Scenario: Marketing Copy for Product Launch
Clear prompt but minimal research, some ambiguity in tone
Comments: "All requested deliverables produced: tagline, three email variants, and landing page copy. However, the tone oscillates between casual and corporate—the AI Mind chip 'Professional Tone' conflicts with the prompt's request for 'fun, approachable language.' Product features are accurately described but some technical claims could not be verified against provided materials. Confidence is moderate due to limited brand guidelines in the research phase."
What to fix: The conflicting tone direction (chip vs. prompt) caused accuracy to drop. The low confidence stems from missing brand research. Resolving the tone contradiction and providing brand voice examples would push all three scores above 85.
Scenario: Database Migration Script
Vague prompt, no research provided, Stage 2 questions dismissed
Comments: "The migration script targets PostgreSQL but the prompt did not specify the database engine—this was assumed. Schema transformations cover only 3 of the approximately 8 tables implied by the prompt. No rollback mechanism included despite this being critical for production migrations. Data validation steps are missing entirely. Confidence is very low because the source schema was never provided, so the entire migration is based on inferred structure."

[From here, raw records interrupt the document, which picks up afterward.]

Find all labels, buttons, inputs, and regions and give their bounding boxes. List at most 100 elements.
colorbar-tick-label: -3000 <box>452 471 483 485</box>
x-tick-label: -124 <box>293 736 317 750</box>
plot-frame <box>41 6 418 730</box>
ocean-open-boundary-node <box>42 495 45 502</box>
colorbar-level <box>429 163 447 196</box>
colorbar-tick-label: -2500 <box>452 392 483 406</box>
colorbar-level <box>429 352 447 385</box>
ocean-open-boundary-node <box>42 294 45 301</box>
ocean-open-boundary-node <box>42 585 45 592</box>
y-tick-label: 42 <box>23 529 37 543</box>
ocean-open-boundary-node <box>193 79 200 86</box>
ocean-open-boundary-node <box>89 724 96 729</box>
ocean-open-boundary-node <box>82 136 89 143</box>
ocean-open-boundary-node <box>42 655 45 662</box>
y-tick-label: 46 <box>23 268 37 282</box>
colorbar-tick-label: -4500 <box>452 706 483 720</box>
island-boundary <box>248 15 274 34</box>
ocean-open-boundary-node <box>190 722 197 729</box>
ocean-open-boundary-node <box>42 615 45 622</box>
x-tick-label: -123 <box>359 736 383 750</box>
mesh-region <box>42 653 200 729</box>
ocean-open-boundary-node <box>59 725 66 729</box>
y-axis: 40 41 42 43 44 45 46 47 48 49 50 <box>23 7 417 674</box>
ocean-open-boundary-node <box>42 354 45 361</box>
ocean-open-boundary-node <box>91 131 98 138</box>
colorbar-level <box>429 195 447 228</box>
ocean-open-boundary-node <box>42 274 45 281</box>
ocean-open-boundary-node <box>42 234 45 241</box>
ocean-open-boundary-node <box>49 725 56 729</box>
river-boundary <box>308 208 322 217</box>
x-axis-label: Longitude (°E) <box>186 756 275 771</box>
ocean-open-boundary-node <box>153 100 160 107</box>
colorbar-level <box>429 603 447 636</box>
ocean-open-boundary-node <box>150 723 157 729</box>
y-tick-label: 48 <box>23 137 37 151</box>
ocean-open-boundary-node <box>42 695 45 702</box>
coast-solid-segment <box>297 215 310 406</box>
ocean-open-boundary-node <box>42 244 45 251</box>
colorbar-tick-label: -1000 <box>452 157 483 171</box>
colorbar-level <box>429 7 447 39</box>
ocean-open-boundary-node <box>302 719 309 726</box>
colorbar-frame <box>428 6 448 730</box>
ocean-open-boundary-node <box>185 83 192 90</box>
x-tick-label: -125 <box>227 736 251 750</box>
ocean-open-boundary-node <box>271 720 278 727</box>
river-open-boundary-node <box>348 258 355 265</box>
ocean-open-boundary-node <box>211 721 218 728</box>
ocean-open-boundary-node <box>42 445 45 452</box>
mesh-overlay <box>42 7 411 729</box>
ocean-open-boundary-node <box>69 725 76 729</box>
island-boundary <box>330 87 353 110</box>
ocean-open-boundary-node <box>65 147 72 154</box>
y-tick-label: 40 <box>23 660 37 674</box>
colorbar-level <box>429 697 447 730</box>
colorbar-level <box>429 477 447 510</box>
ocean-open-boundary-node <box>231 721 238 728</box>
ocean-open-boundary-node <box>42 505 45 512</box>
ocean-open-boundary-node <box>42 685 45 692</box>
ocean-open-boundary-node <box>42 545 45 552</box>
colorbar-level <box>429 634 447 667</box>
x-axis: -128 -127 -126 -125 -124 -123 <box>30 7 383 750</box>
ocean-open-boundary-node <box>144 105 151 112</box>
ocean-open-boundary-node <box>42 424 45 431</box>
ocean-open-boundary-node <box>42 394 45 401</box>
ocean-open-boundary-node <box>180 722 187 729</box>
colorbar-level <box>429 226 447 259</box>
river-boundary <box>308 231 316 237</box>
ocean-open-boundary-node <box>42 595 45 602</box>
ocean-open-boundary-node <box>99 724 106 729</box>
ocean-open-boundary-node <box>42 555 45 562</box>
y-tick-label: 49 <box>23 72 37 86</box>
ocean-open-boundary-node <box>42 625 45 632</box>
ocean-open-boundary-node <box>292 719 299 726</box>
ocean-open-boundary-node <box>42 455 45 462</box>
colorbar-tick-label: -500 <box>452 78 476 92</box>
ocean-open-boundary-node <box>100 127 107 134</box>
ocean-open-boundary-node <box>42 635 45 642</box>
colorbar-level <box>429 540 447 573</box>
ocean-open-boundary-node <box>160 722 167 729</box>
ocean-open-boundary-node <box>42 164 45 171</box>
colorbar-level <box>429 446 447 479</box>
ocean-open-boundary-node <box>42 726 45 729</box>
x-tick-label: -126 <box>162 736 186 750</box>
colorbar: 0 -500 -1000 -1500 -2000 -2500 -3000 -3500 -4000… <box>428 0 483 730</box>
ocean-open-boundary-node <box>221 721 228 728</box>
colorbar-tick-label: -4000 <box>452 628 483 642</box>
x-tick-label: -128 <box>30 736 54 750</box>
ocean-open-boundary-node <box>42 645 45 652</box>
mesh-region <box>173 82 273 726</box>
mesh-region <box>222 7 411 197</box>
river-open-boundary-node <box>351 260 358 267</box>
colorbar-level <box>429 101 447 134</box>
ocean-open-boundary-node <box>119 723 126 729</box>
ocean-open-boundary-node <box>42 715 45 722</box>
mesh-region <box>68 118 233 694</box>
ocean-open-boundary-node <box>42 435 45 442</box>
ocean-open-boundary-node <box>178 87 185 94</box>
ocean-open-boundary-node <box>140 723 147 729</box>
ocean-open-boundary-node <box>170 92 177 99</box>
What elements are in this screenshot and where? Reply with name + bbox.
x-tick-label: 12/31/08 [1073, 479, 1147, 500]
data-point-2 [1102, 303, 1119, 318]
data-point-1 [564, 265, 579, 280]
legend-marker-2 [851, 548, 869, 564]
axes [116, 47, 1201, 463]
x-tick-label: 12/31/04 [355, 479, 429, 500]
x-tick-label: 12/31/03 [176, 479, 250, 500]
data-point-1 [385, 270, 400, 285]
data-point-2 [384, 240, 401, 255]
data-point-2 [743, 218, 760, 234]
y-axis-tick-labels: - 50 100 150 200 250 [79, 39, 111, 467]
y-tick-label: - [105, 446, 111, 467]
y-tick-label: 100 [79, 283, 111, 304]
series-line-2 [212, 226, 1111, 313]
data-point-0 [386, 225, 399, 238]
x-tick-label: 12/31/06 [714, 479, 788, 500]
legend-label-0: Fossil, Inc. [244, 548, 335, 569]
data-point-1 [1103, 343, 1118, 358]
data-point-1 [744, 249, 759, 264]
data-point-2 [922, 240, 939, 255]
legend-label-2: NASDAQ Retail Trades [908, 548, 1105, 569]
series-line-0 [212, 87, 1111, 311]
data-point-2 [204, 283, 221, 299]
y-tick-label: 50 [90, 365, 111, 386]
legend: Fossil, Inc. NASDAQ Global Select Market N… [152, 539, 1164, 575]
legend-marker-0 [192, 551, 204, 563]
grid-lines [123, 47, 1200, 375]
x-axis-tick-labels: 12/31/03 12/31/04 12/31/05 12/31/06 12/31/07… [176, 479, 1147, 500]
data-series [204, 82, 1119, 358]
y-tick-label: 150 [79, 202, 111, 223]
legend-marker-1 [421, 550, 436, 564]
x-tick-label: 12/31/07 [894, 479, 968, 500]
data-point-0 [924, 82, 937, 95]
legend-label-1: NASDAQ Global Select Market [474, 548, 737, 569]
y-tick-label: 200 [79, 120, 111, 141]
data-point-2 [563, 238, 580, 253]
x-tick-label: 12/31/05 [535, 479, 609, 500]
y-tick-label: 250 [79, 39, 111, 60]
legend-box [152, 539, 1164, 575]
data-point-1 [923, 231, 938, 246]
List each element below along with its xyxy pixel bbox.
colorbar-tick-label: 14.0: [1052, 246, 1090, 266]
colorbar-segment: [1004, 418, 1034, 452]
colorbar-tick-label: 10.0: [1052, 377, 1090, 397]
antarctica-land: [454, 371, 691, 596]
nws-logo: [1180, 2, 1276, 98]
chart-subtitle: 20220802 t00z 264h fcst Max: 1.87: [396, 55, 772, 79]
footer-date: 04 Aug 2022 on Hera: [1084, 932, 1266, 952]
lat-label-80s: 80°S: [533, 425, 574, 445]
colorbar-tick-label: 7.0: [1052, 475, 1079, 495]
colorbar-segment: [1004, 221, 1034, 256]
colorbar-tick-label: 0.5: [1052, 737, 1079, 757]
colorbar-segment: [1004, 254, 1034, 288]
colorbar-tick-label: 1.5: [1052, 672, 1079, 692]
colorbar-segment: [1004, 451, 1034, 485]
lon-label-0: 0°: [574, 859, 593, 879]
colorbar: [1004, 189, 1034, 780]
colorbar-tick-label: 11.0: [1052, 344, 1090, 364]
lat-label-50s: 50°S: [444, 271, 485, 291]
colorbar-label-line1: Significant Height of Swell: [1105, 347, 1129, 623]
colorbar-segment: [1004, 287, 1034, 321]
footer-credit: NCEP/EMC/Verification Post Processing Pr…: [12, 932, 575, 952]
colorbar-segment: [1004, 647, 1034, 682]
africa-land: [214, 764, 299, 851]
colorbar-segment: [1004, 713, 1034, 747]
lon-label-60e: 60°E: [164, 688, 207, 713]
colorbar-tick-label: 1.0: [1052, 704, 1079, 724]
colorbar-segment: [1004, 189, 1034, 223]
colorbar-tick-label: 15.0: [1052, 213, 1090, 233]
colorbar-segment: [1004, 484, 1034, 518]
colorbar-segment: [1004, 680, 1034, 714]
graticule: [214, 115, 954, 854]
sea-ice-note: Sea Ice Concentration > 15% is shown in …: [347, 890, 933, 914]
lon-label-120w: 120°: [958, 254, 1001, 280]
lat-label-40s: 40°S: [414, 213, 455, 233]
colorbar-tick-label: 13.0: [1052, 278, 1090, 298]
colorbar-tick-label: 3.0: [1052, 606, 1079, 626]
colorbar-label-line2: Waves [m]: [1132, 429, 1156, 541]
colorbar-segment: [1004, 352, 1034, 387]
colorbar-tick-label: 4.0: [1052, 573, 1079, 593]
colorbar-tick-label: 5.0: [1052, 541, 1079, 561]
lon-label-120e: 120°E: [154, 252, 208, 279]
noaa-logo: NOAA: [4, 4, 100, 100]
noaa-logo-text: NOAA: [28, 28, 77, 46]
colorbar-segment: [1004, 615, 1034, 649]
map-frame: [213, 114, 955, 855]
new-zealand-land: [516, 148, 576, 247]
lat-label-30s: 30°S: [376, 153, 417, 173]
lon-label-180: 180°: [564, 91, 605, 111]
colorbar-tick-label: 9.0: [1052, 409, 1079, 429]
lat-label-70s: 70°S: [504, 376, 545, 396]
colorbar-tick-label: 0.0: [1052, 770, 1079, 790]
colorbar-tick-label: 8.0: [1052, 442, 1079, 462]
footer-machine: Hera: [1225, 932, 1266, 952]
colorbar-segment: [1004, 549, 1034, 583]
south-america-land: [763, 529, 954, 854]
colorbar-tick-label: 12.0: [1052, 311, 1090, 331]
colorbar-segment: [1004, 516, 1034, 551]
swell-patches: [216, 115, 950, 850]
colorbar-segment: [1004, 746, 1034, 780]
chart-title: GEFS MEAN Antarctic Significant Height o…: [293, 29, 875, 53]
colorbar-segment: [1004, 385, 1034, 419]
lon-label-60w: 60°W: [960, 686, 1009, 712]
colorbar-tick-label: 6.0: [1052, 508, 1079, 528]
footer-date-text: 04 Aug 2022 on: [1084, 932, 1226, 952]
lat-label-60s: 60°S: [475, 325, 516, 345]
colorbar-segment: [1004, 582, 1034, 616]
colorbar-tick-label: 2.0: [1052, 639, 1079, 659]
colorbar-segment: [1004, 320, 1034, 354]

What went wrong: The prompt said "migrate my database" without specifying the engine, schema, or target structure. Stage 2 questions about the schema were answered with "just figure it out." No research was provided. The AI had to guess at nearly everything, which the evaluator correctly flagged.
Technical Details
For those interested in the implementation:
- PAE is triggered via
POST /api/pipeline/:id/paeand requires the pipeline to be at Stage 5 with a completed output. - The Evaluation Agent receives the Master Prompt (from Stage 2), all Stage 1 chip constraints with their full descriptions resolved from the chip library, the short summary, and the detailed output.
- Chips are sent in compact format (name + description, comma-separated) so the evaluator knows exactly what behavioral guidelines were in effect.
- The AI is instructed to respond with JSON only: three integer scores and a comments string.
- Scores are saved to the pipeline database and can be viewed in the Stage 5 panel or exported with your profile data.
- PAE uses the same AI provider (OpenClaw or Local AI) and model as the rest of the pipeline.